Boxing is more than a game to Price. It is one of many ways he shows love for his three-year-old daughter, Julyanna, who lives across the country.
Julyanna is his biggest influence these days. She shows him he can’t give up because her well being is dependent on his ability to succeed, Price said.
Boxing is also a way to carry on traits he learned from his mother such as strength and resilience. She displayed her tenacity to him every day when she overcame obstacles as a social worker.
“She is a very resilient woman,” said Price “The things she went through every day, helping people in neighborhoods who didn’t have the advantages most of America has, is awe inspiring.”
Every time his mother met resistance, she continued smiling, but kept pushing, said Price. He describes her as calm and patient.
“That’s something I use in boxing,” said Price. “You can’t rush. You have to be calm and patient to see what your opponent is giving you.”

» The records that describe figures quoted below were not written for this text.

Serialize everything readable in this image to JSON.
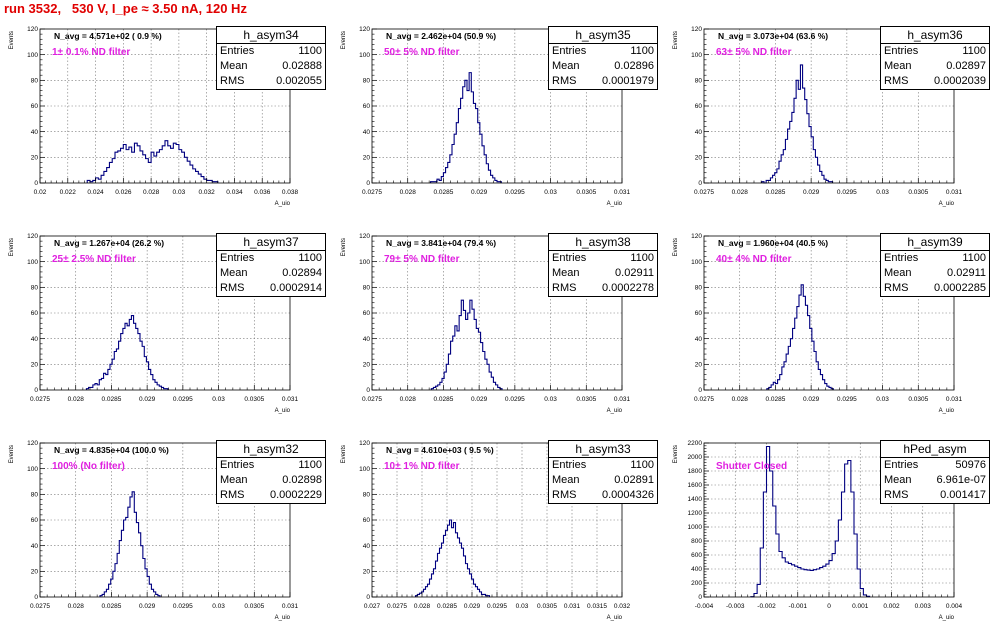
{
  "title": "run 3532,   530 V, I_pe ≈ 3.50 nA, 120 Hz",
  "colors": {
    "title": "#e00000",
    "note": "#e020e0",
    "line": "#000080",
    "grid": "#777777"
  },
  "y_axis_label": "Events",
  "x_axis_label": "A_uio",
  "chart_data": [
    {
      "type": "bar",
      "name": "h_asym34",
      "navg": "N_avg = 4.571e+02 ( 0.9 %)",
      "note": "1± 0.1% ND filter",
      "stats": {
        "entries": "1100",
        "mean": "0.02888",
        "rms": "0.002055"
      },
      "xlim": [
        0.02,
        0.038
      ],
      "ylim": [
        0,
        120
      ],
      "xticks": [
        "0.02",
        "0.022",
        "0.024",
        "0.026",
        "0.028",
        "0.03",
        "0.032",
        "0.034",
        "0.036",
        "0.038"
      ],
      "yticks": [
        "0",
        "20",
        "40",
        "60",
        "80",
        "100",
        "120"
      ],
      "bin_width": 0.0002,
      "x_start": 0.0234,
      "values": [
        2,
        1,
        2,
        4,
        3,
        6,
        9,
        12,
        16,
        19,
        24,
        25,
        27,
        30,
        26,
        28,
        24,
        31,
        29,
        25,
        22,
        19,
        16,
        24,
        21,
        24,
        26,
        29,
        33,
        29,
        27,
        31,
        30,
        26,
        24,
        20,
        17,
        14,
        11,
        9,
        7,
        5,
        3,
        2,
        2,
        1,
        1
      ]
    },
    {
      "type": "bar",
      "name": "h_asym35",
      "navg": "N_avg = 2.462e+04 (50.9 %)",
      "note": "50± 5% ND filter",
      "stats": {
        "entries": "1100",
        "mean": "0.02896",
        "rms": "0.0001979"
      },
      "xlim": [
        0.0275,
        0.031
      ],
      "ylim": [
        0,
        120
      ],
      "xticks": [
        "0.0275",
        "0.028",
        "0.0285",
        "0.029",
        "0.0295",
        "0.03",
        "0.0305",
        "0.031"
      ],
      "yticks": [
        "0",
        "20",
        "40",
        "60",
        "80",
        "100",
        "120"
      ],
      "bin_width": 3e-05,
      "x_start": 0.02832,
      "values": [
        1,
        1,
        1,
        3,
        2,
        5,
        8,
        12,
        16,
        22,
        30,
        38,
        47,
        58,
        66,
        75,
        80,
        72,
        86,
        71,
        62,
        58,
        47,
        38,
        29,
        22,
        15,
        10,
        6,
        4,
        2,
        1,
        1
      ]
    },
    {
      "type": "bar",
      "name": "h_asym36",
      "navg": "N_avg = 3.073e+04 (63.6 %)",
      "note": "63± 5% ND filter",
      "stats": {
        "entries": "1100",
        "mean": "0.02897",
        "rms": "0.0002039"
      },
      "xlim": [
        0.0275,
        0.031
      ],
      "ylim": [
        0,
        120
      ],
      "xticks": [
        "0.0275",
        "0.028",
        "0.0285",
        "0.029",
        "0.0295",
        "0.03",
        "0.0305",
        "0.031"
      ],
      "yticks": [
        "0",
        "20",
        "40",
        "60",
        "80",
        "100",
        "120"
      ],
      "bin_width": 3e-05,
      "x_start": 0.02831,
      "values": [
        1,
        0,
        2,
        2,
        4,
        6,
        8,
        11,
        17,
        22,
        26,
        34,
        42,
        48,
        55,
        66,
        80,
        73,
        92,
        74,
        65,
        54,
        44,
        36,
        26,
        20,
        14,
        9,
        6,
        3,
        2,
        1,
        1
      ]
    },
    {
      "type": "bar",
      "name": "h_asym37",
      "navg": "N_avg = 1.267e+04 (26.2 %)",
      "note": "25± 2.5% ND filter",
      "stats": {
        "entries": "1100",
        "mean": "0.02894",
        "rms": "0.0002914"
      },
      "xlim": [
        0.0275,
        0.031
      ],
      "ylim": [
        0,
        120
      ],
      "xticks": [
        "0.0275",
        "0.028",
        "0.0285",
        "0.029",
        "0.0295",
        "0.03",
        "0.0305",
        "0.031"
      ],
      "yticks": [
        "0",
        "20",
        "40",
        "60",
        "80",
        "100",
        "120"
      ],
      "bin_width": 3e-05,
      "x_start": 0.02815,
      "values": [
        1,
        2,
        2,
        4,
        5,
        4,
        8,
        9,
        13,
        12,
        16,
        20,
        24,
        30,
        32,
        38,
        44,
        48,
        52,
        50,
        55,
        58,
        52,
        48,
        44,
        38,
        34,
        26,
        22,
        16,
        12,
        8,
        6,
        4,
        3,
        2,
        1,
        1
      ]
    },
    {
      "type": "bar",
      "name": "h_asym38",
      "navg": "N_avg = 3.841e+04 (79.4 %)",
      "note": "79± 5% ND filter",
      "stats": {
        "entries": "1100",
        "mean": "0.02911",
        "rms": "0.0002278"
      },
      "xlim": [
        0.0275,
        0.031
      ],
      "ylim": [
        0,
        120
      ],
      "xticks": [
        "0.0275",
        "0.028",
        "0.0285",
        "0.029",
        "0.0295",
        "0.03",
        "0.0305",
        "0.031"
      ],
      "yticks": [
        "0",
        "20",
        "40",
        "60",
        "80",
        "100",
        "120"
      ],
      "bin_width": 3e-05,
      "x_start": 0.02833,
      "values": [
        1,
        2,
        3,
        4,
        6,
        9,
        14,
        20,
        28,
        38,
        42,
        50,
        46,
        58,
        70,
        62,
        55,
        60,
        70,
        63,
        55,
        48,
        45,
        37,
        30,
        24,
        20,
        14,
        10,
        6,
        4,
        2,
        1
      ]
    },
    {
      "type": "bar",
      "name": "h_asym39",
      "navg": "N_avg = 1.960e+04 (40.5 %)",
      "note": "40± 4% ND filter",
      "stats": {
        "entries": "1100",
        "mean": "0.02911",
        "rms": "0.0002285"
      },
      "xlim": [
        0.0275,
        0.031
      ],
      "ylim": [
        0,
        120
      ],
      "xticks": [
        "0.0275",
        "0.028",
        "0.0285",
        "0.029",
        "0.0295",
        "0.03",
        "0.0305",
        "0.031"
      ],
      "yticks": [
        "0",
        "20",
        "40",
        "60",
        "80",
        "100",
        "120"
      ],
      "bin_width": 3e-05,
      "x_start": 0.02838,
      "values": [
        1,
        2,
        4,
        6,
        5,
        8,
        12,
        18,
        22,
        28,
        34,
        40,
        48,
        56,
        65,
        74,
        82,
        73,
        66,
        58,
        48,
        38,
        30,
        22,
        16,
        12,
        8,
        5,
        3,
        2,
        1
      ]
    },
    {
      "type": "bar",
      "name": "h_asym32",
      "navg": "N_avg = 4.835e+04 (100.0 %)",
      "note": "100% (No filter)",
      "stats": {
        "entries": "1100",
        "mean": "0.02898",
        "rms": "0.0002229"
      },
      "xlim": [
        0.0275,
        0.031
      ],
      "ylim": [
        0,
        120
      ],
      "xticks": [
        "0.0275",
        "0.028",
        "0.0285",
        "0.029",
        "0.0295",
        "0.03",
        "0.0305",
        "0.031"
      ],
      "yticks": [
        "0",
        "20",
        "40",
        "60",
        "80",
        "100",
        "120"
      ],
      "bin_width": 3e-05,
      "x_start": 0.02834,
      "values": [
        1,
        2,
        4,
        6,
        10,
        14,
        20,
        26,
        34,
        44,
        52,
        60,
        62,
        70,
        78,
        82,
        66,
        58,
        50,
        40,
        30,
        22,
        16,
        10,
        6,
        4,
        2,
        1
      ]
    },
    {
      "type": "bar",
      "name": "h_asym33",
      "navg": "N_avg = 4.610e+03 ( 9.5 %)",
      "note": "10± 1% ND filter",
      "stats": {
        "entries": "1100",
        "mean": "0.02891",
        "rms": "0.0004326"
      },
      "xlim": [
        0.027,
        0.032
      ],
      "ylim": [
        0,
        120
      ],
      "xticks": [
        "0.027",
        "0.0275",
        "0.028",
        "0.0285",
        "0.029",
        "0.0295",
        "0.03",
        "0.0305",
        "0.031",
        "0.0315",
        "0.032"
      ],
      "yticks": [
        "0",
        "20",
        "40",
        "60",
        "80",
        "100",
        "120"
      ],
      "bin_width": 4e-05,
      "x_start": 0.02787,
      "values": [
        1,
        2,
        3,
        4,
        6,
        8,
        10,
        14,
        18,
        22,
        28,
        34,
        38,
        42,
        48,
        52,
        56,
        60,
        54,
        58,
        50,
        46,
        42,
        38,
        32,
        26,
        22,
        18,
        14,
        10,
        8,
        6,
        4,
        2,
        2,
        1,
        1
      ]
    },
    {
      "type": "bar",
      "name": "hPed_asym",
      "navg": "",
      "note": "Shutter Closed",
      "stats": {
        "entries": "50976",
        "mean": "6.961e-07",
        "rms": "0.001417"
      },
      "xlim": [
        -0.004,
        0.004
      ],
      "ylim": [
        0,
        2200
      ],
      "xticks": [
        "-0.004",
        "-0.003",
        "-0.002",
        "-0.001",
        "0",
        "0.001",
        "0.002",
        "0.003",
        "0.004"
      ],
      "yticks": [
        "0",
        "200",
        "400",
        "600",
        "800",
        "1000",
        "1200",
        "1400",
        "1600",
        "1800",
        "2000",
        "2200"
      ],
      "bin_width": 0.0001,
      "x_start": -0.0025,
      "values": [
        5,
        50,
        180,
        700,
        1500,
        2150,
        1800,
        1300,
        900,
        650,
        560,
        500,
        480,
        460,
        440,
        420,
        400,
        390,
        385,
        380,
        390,
        400,
        420,
        440,
        470,
        520,
        620,
        800,
        1100,
        1500,
        1900,
        1950,
        1500,
        900,
        400,
        120,
        30,
        10
      ]
    }
  ]
}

Price is fighting in the hope of rising to the top, but he is happy as long as he gives it his all against every opponent he meets in the ring.

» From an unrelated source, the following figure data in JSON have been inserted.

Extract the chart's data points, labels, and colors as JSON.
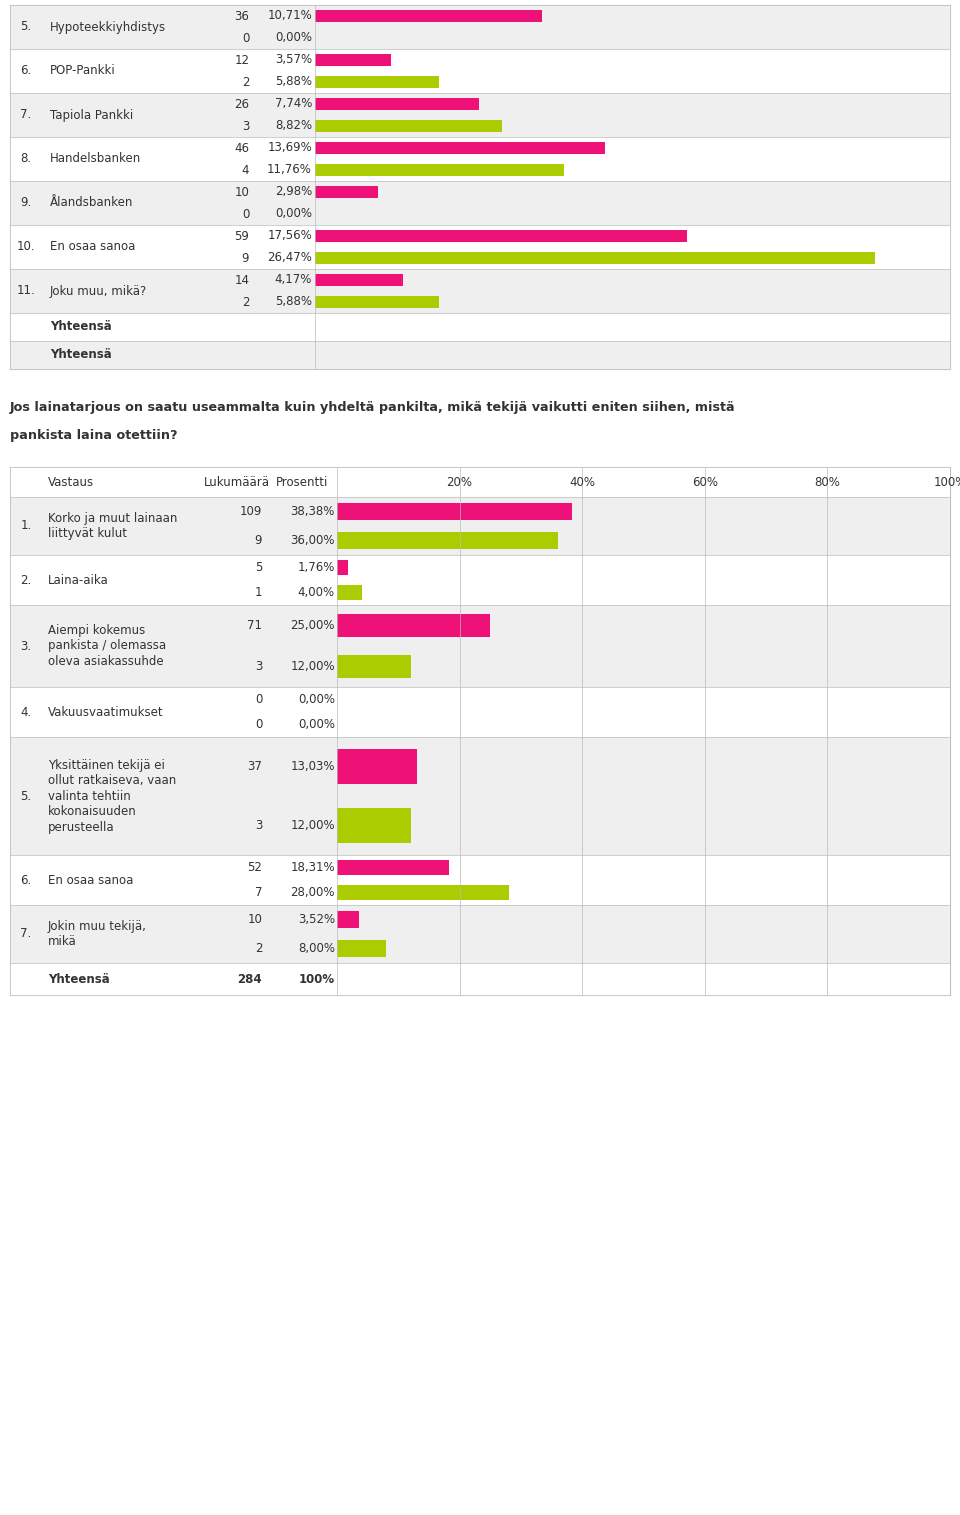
{
  "top_section": {
    "rows": [
      {
        "num": "5.",
        "label": "Hypoteekkiyhdistys",
        "pink_count": 36,
        "pink_pct": "10,71%",
        "pink_val": 10.71,
        "green_count": 0,
        "green_pct": "0,00%",
        "green_val": 0.0
      },
      {
        "num": "6.",
        "label": "POP-Pankki",
        "pink_count": 12,
        "pink_pct": "3,57%",
        "pink_val": 3.57,
        "green_count": 2,
        "green_pct": "5,88%",
        "green_val": 5.88
      },
      {
        "num": "7.",
        "label": "Tapiola Pankki",
        "pink_count": 26,
        "pink_pct": "7,74%",
        "pink_val": 7.74,
        "green_count": 3,
        "green_pct": "8,82%",
        "green_val": 8.82
      },
      {
        "num": "8.",
        "label": "Handelsbanken",
        "pink_count": 46,
        "pink_pct": "13,69%",
        "pink_val": 13.69,
        "green_count": 4,
        "green_pct": "11,76%",
        "green_val": 11.76
      },
      {
        "num": "9.",
        "label": "Ålandsbanken",
        "pink_count": 10,
        "pink_pct": "2,98%",
        "pink_val": 2.98,
        "green_count": 0,
        "green_pct": "0,00%",
        "green_val": 0.0
      },
      {
        "num": "10.",
        "label": "En osaa sanoa",
        "pink_count": 59,
        "pink_pct": "17,56%",
        "pink_val": 17.56,
        "green_count": 9,
        "green_pct": "26,47%",
        "green_val": 26.47
      },
      {
        "num": "11.",
        "label": "Joku muu, mikä?",
        "pink_count": 14,
        "pink_pct": "4,17%",
        "pink_val": 4.17,
        "green_count": 2,
        "green_pct": "5,88%",
        "green_val": 5.88
      },
      {
        "num": "",
        "label": "Yhteensä",
        "is_summary": true
      },
      {
        "num": "",
        "label": "Yhteensä",
        "is_summary": true
      }
    ],
    "x_max": 30
  },
  "question_line1": "Jos lainatarjous on saatu useammalta kuin yhdeltä pankilta, mikä tekijä vaikutti eniten siihen, mistä",
  "question_line2": "pankista laina otettiin?",
  "bottom_section": {
    "header": {
      "col1": "Vastaus",
      "col2": "Lukumäärä",
      "col3": "Prosentti"
    },
    "rows": [
      {
        "num": "1.",
        "label": "Korko ja muut lainaan\nliittyvät kulut",
        "pink_count": 109,
        "pink_pct": "38,38%",
        "pink_val": 38.38,
        "green_count": 9,
        "green_pct": "36,00%",
        "green_val": 36.0
      },
      {
        "num": "2.",
        "label": "Laina-aika",
        "pink_count": 5,
        "pink_pct": "1,76%",
        "pink_val": 1.76,
        "green_count": 1,
        "green_pct": "4,00%",
        "green_val": 4.0
      },
      {
        "num": "3.",
        "label": "Aiempi kokemus\npankista / olemassa\noleva asiakassuhde",
        "pink_count": 71,
        "pink_pct": "25,00%",
        "pink_val": 25.0,
        "green_count": 3,
        "green_pct": "12,00%",
        "green_val": 12.0
      },
      {
        "num": "4.",
        "label": "Vakuusvaatimukset",
        "pink_count": 0,
        "pink_pct": "0,00%",
        "pink_val": 0.0,
        "green_count": 0,
        "green_pct": "0,00%",
        "green_val": 0.0
      },
      {
        "num": "5.",
        "label": "Yksittäinen tekijä ei\nollut ratkaiseva, vaan\nvalinta tehtiin\nkokonaisuuden\nperusteella",
        "pink_count": 37,
        "pink_pct": "13,03%",
        "pink_val": 13.03,
        "green_count": 3,
        "green_pct": "12,00%",
        "green_val": 12.0
      },
      {
        "num": "6.",
        "label": "En osaa sanoa",
        "pink_count": 52,
        "pink_pct": "18,31%",
        "pink_val": 18.31,
        "green_count": 7,
        "green_pct": "28,00%",
        "green_val": 28.0
      },
      {
        "num": "7.",
        "label": "Jokin muu tekijä,\nmikä",
        "pink_count": 10,
        "pink_pct": "3,52%",
        "pink_val": 3.52,
        "green_count": 2,
        "green_pct": "8,00%",
        "green_val": 8.0
      }
    ],
    "total_label": "Yhteensä",
    "total_count": "284",
    "total_pct": "100%",
    "x_max": 100,
    "axis_ticks": [
      20,
      40,
      60,
      80,
      100
    ]
  },
  "pink_color": "#EE1177",
  "green_color": "#AACC00",
  "bg_even": "#EFEFEF",
  "bg_odd": "#FFFFFF",
  "border_color": "#BBBBBB",
  "text_color": "#333333",
  "fig_w": 9.6,
  "fig_h": 15.15
}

“Winning is nice, but it’s not always about winning,” said Price. “You have to leave your soul in the ring, you leave everything there. I have fought national champs, people who are the best in the game. Sometimes I lost, but I make sure I give them hell. I live with no regrets. I’m not going to back up or back down. I will fight as hard as I know I can.”
Regardless of the outcome of the tournament, Price’s journey is not over. He hopes to find a gym to train at to continue competing so one day he can join the professional ranks of boxing. He plans to one day open a gym of his own to train students much in the way he trained.
“I won’t stop boxing,” said Price. “Boxing is a way of life. It’s what I love. I’m still young. I haven’t reached my prime yet.”
The 2013 National Golden Glove Tournament of Champions is scheduled to conclude May 18.